Adam, a widower with a young daughter, proposes a mariage de convenance [translation: no sex] and Miranda accepts. She does find him very attractive from the start, which is nice to find in a Sara Seale.
Adam brings her to Wintersbride, his home. It’s practically a shrine to Melisande, the “late Mrs Chantry”. I spent the entire novel with “the first Mrs de Winter” ringing in my head. It is constantly mentioned by nearly every character how beautiful the late Mrs Chantry was, and there’s a great big painting of her hanging in the dust-sheet covered drawing room. All the servants are obstructive and hostile to Miranda, but it soon turns out which one is the evil freak.
Of course, we eventually learn that the Beautiful Melisande was an “incurable dipsomaniac” (=hopeless alcoholic) and adulteress, whom Adam didn’t actually love, but only felt some transient “passion” for. “Had I loved her she might not have desired other men and, failing that, the final solace. Once can’t know.” Evil Mrs “Simmie” Danvers was also supplying her with booze, though it’s not quite clear why, and apparently Melisande’s beauty eventually “distintegrated into total ruin”. So that’s all very nice, and clears the way neatly for Miranda to be Adam’s One True Love.
As mentioned, it’s great to see Miranda as the one trying to provoke some kind of sexual response from Adam (not that Sara Seale would ever describe it in such shocking terms!) There are a few rather amusing bits where Adam gets angry and warns her to “lock the door” and cautions that he is “only flesh and blood” – and we tear our hair in despair, because Miranda is gagging for it.
“Yes Adam,” she said, and lay back on her pillows, very still. “You would not” – her voice was almost a whisper – “you would not think of – altering the terms?”
He stood looking down at her, hands thrust deep in his pockets, but there was no tenderness in his sudden smile.
“That is always possible,” he said, “but in the meantime you’d better take to locking your door.

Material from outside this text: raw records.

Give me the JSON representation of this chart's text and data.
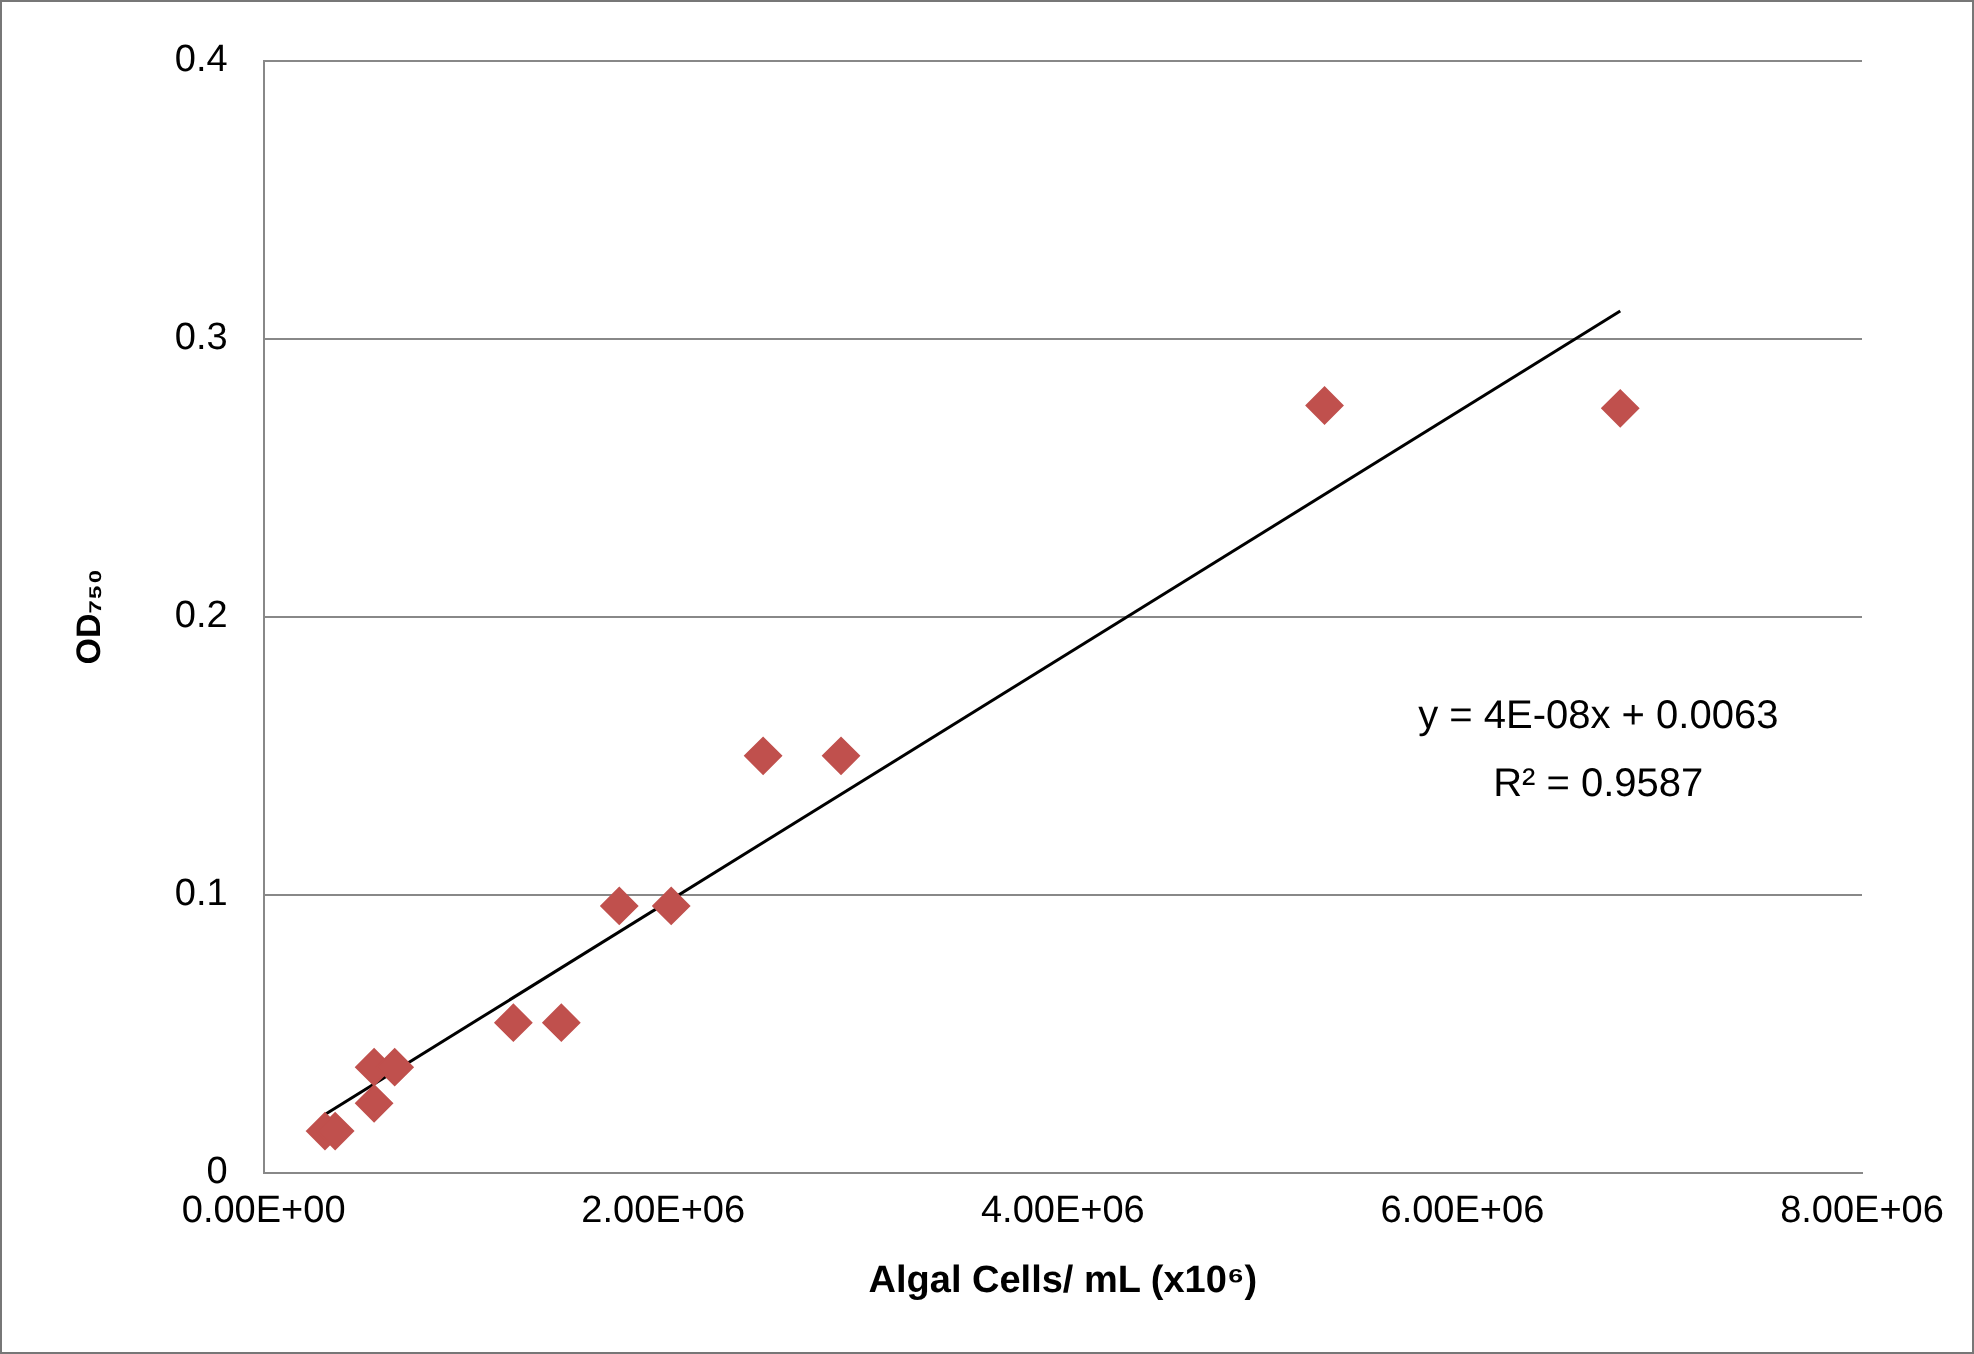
{
  "chart_data": {
    "type": "scatter",
    "xlabel": "Algal Cells/ mL (x10⁶)",
    "ylabel": "OD₇₅₀",
    "xlim": [
      0,
      8000000
    ],
    "xticks": [
      {
        "value": 0,
        "label": "0.00E+00"
      },
      {
        "value": 2000000,
        "label": "2.00E+06"
      },
      {
        "value": 4000000,
        "label": "4.00E+06"
      },
      {
        "value": 6000000,
        "label": "6.00E+06"
      },
      {
        "value": 8000000,
        "label": "8.00E+06"
      }
    ],
    "ylim": [
      0,
      0.4
    ],
    "yticks": [
      0,
      0.1,
      0.2,
      0.3,
      0.4
    ],
    "grid": "y",
    "series": [
      {
        "marker": "diamond",
        "color": "#c0504d",
        "x": [
          307000,
          358000,
          553000,
          656000,
          553000,
          1250000,
          1490000,
          1780000,
          2040000,
          2500000,
          2890000,
          5310000,
          6790000
        ],
        "values": [
          0.015,
          0.015,
          0.038,
          0.038,
          0.025,
          0.054,
          0.054,
          0.096,
          0.096,
          0.15,
          0.15,
          0.276,
          0.275
        ]
      },
      {
        "type": "line",
        "marker": "none",
        "color": "#000000",
        "x": [
          307000,
          6790000
        ],
        "values": [
          0.021,
          0.31
        ]
      }
    ],
    "annotations": [
      "y = 4E-08x + 0.0063",
      "R² = 0.9587"
    ]
  }
}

Flesh and blood takes little count of contracts or obligations if tried too highly, and I don’t think you would care for a marriage consummated in that spirit, Miranda.”

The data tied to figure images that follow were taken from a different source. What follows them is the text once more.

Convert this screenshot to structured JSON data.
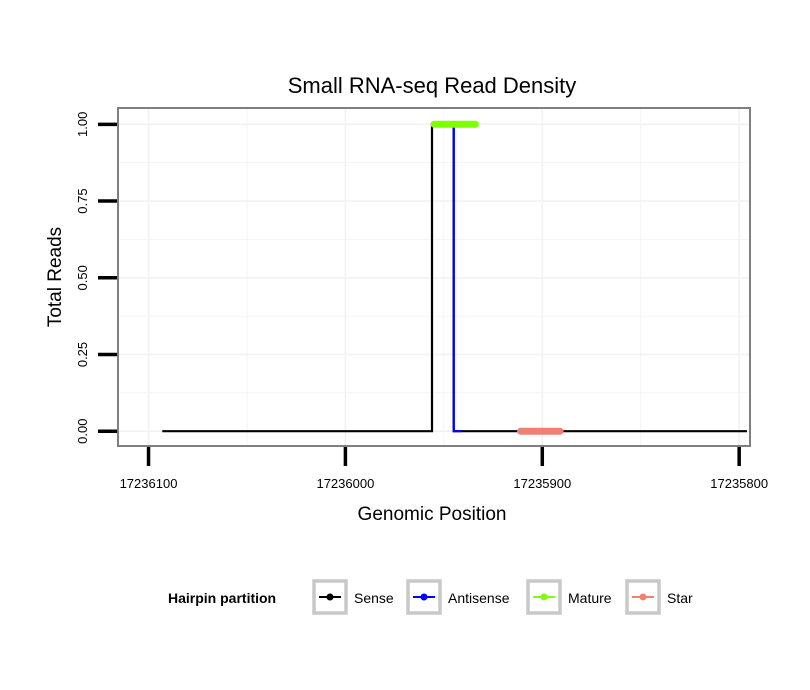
{
  "chart_data": {
    "type": "line",
    "title": "Small RNA-seq Read Density",
    "xlabel": "Genomic Position",
    "ylabel": "Total Reads",
    "x_reversed": true,
    "xlim": [
      17236115,
      17235795
    ],
    "ylim": [
      -0.045,
      1.05
    ],
    "x_ticks": [
      17236100,
      17236000,
      17235900,
      17235800
    ],
    "x_tick_labels": [
      "17236100",
      "17236000",
      "17235900",
      "17235800"
    ],
    "y_ticks": [
      0,
      0.25,
      0.5,
      0.75,
      1.0
    ],
    "y_tick_labels": [
      "0.00",
      "0.25",
      "0.50",
      "0.75",
      "1.00"
    ],
    "legend": {
      "title": "Hairpin partition",
      "position": "bottom",
      "entries": [
        "Sense",
        "Antisense",
        "Mature",
        "Star"
      ]
    },
    "series": [
      {
        "name": "Sense",
        "color": "#000000",
        "width": "thin",
        "x": [
          17236093,
          17235956,
          17235956,
          17235945,
          17235945,
          17235796
        ],
        "y": [
          0,
          0,
          1,
          1,
          0,
          0
        ]
      },
      {
        "name": "Antisense",
        "color": "#0000ff",
        "width": "thin",
        "x": [
          17235947,
          17235945,
          17235945,
          17235941
        ],
        "y": [
          1,
          1,
          0,
          0
        ]
      },
      {
        "name": "Mature",
        "color": "#7fff00",
        "width": "thick",
        "x": [
          17235955,
          17235934
        ],
        "y": [
          1,
          1
        ]
      },
      {
        "name": "Star",
        "color": "#f08070",
        "width": "thick",
        "x": [
          17235911,
          17235891
        ],
        "y": [
          0,
          0
        ]
      }
    ]
  }
}
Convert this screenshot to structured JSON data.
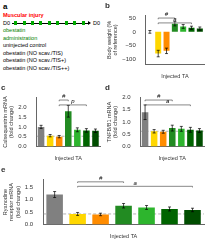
{
  "chart_data": [
    {
      "type": "diagram",
      "title": "a",
      "annotations": [
        {
          "text": "Muscular injury",
          "color": "red"
        },
        {
          "text": [
            "D0",
            "D0"
          ]
        },
        {
          "text": "obestatin",
          "color": "green"
        },
        {
          "text": "administration",
          "color": "green"
        },
        {
          "text": "uninjected control"
        },
        {
          "text": "obestatin (NO scav./TIS)"
        },
        {
          "text": "obestatin (NO scav./TIS+)"
        },
        {
          "text": "obestatin (NO scav./TIS++)"
        }
      ]
    },
    {
      "type": "bar",
      "title": "b",
      "ylabel": "Body weight (% of reference)",
      "xlabel": "Injected TA",
      "categories": [
        null,
        null,
        null,
        null,
        null,
        null,
        null
      ],
      "values": [
        0,
        -80,
        -70,
        30,
        20,
        15,
        12
      ],
      "colors": [
        "#808080",
        "#ffd700",
        "#ff8c00",
        "#228b22",
        "#2db52d",
        "#006400",
        "#004d00"
      ],
      "errors": [
        5,
        12,
        10,
        8,
        7,
        6,
        6
      ],
      "ylim": [
        -120,
        60
      ],
      "yticks": [
        {
          "value": -100,
          "label": "−100"
        },
        {
          "value": -50,
          "label": "−50"
        },
        0,
        50
      ],
      "annotations": [
        {
          "text": "#",
          "between": [
            1,
            3
          ]
        },
        {
          "text": "a",
          "between": [
            1,
            5
          ]
        }
      ],
      "grid": false,
      "tick_labels": "y"
    },
    {
      "type": "bar",
      "title": "c",
      "ylabel": "Calsequestrin mRNA\n(fold change)",
      "xlabel": "Injected TA",
      "categories": [
        null,
        null,
        null,
        null,
        null,
        null,
        null
      ],
      "values": [
        1.0,
        0.55,
        0.5,
        1.8,
        0.85,
        0.82,
        0.8
      ],
      "colors": [
        "#808080",
        "#ffd700",
        "#ff8c00",
        "#228b22",
        "#2db52d",
        "#006400",
        "#004d00"
      ],
      "errors": [
        0.08,
        0.06,
        0.06,
        0.3,
        0.1,
        0.09,
        0.09
      ],
      "ylim": [
        0,
        2.5
      ],
      "yticks": [
        {
          "value": 0,
          "label": "0.0"
        },
        {
          "value": 0.5,
          "label": "0.5"
        },
        {
          "value": 1.0,
          "label": "1.0"
        },
        {
          "value": 1.5,
          "label": "1.5"
        },
        {
          "value": 2.0,
          "label": "2.0"
        }
      ],
      "reference_y": 0.52,
      "annotations": [
        {
          "text": "#",
          "between": [
            2,
            3
          ]
        },
        {
          "text": "p",
          "between": [
            2,
            5
          ]
        }
      ],
      "grid": false,
      "tick_labels": "y"
    },
    {
      "type": "bar",
      "title": "d",
      "ylabel": "TNFB/B1 mRNA\n(fold change)",
      "xlabel": "Injected TA",
      "categories": [
        null,
        null,
        null,
        null,
        null,
        null,
        null
      ],
      "values": [
        1.4,
        0.62,
        0.6,
        0.75,
        0.72,
        0.68,
        0.65
      ],
      "colors": [
        "#808080",
        "#ffd700",
        "#ff8c00",
        "#228b22",
        "#2db52d",
        "#006400",
        "#004d00"
      ],
      "errors": [
        0.3,
        0.07,
        0.06,
        0.12,
        0.1,
        0.1,
        0.08
      ],
      "ylim": [
        0,
        2.0
      ],
      "yticks": [
        {
          "value": 0,
          "label": "0.0"
        },
        {
          "value": 0.5,
          "label": "0.5"
        },
        {
          "value": 1.0,
          "label": "1.0"
        },
        {
          "value": 1.5,
          "label": "1.5"
        },
        {
          "value": 2.0,
          "label": "2.0"
        }
      ],
      "reference_y": 0.62,
      "annotations": [
        {
          "text": "#",
          "between": [
            0,
            3
          ]
        },
        {
          "text": "a",
          "between": [
            0,
            5
          ]
        }
      ],
      "grid": false,
      "tick_labels": "y"
    },
    {
      "type": "bar",
      "title": "e",
      "ylabel": "Ryanodine receptor mRNA\n(fold change)",
      "xlabel": "Injected TA",
      "categories": [
        null,
        null,
        null,
        null,
        null,
        null,
        null
      ],
      "values": [
        1.2,
        0.42,
        0.4,
        0.75,
        0.68,
        0.62,
        0.58
      ],
      "colors": [
        "#808080",
        "#ffd700",
        "#ff8c00",
        "#228b22",
        "#2db52d",
        "#006400",
        "#004d00"
      ],
      "errors": [
        0.12,
        0.06,
        0.05,
        0.09,
        0.08,
        0.08,
        0.07
      ],
      "ylim": [
        0,
        1.8
      ],
      "yticks": [
        {
          "value": 0,
          "label": "0.0"
        },
        {
          "value": 0.5,
          "label": "0.5"
        },
        {
          "value": 1.0,
          "label": "1.0"
        },
        {
          "value": 1.5,
          "label": "1.5"
        }
      ],
      "reference_y": 0.42,
      "annotations": [
        {
          "text": "#",
          "between": [
            1,
            3
          ]
        },
        {
          "text": "a",
          "between": [
            1,
            6
          ]
        }
      ],
      "grid": false,
      "tick_labels": "y"
    }
  ]
}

It’s at this point that the reader wishes they were in an Anne Mather novel, because we all know how THAT would go. But since we’re in a Sara Seale, Miranda “turns her face away from the light” and says that she “should not care for it at all”, and we have to wait another fifty pages for Adam to finally get a clue. But it’s very sweet when he does.
This is one of the best Sara Seale novels – I highly recommend it.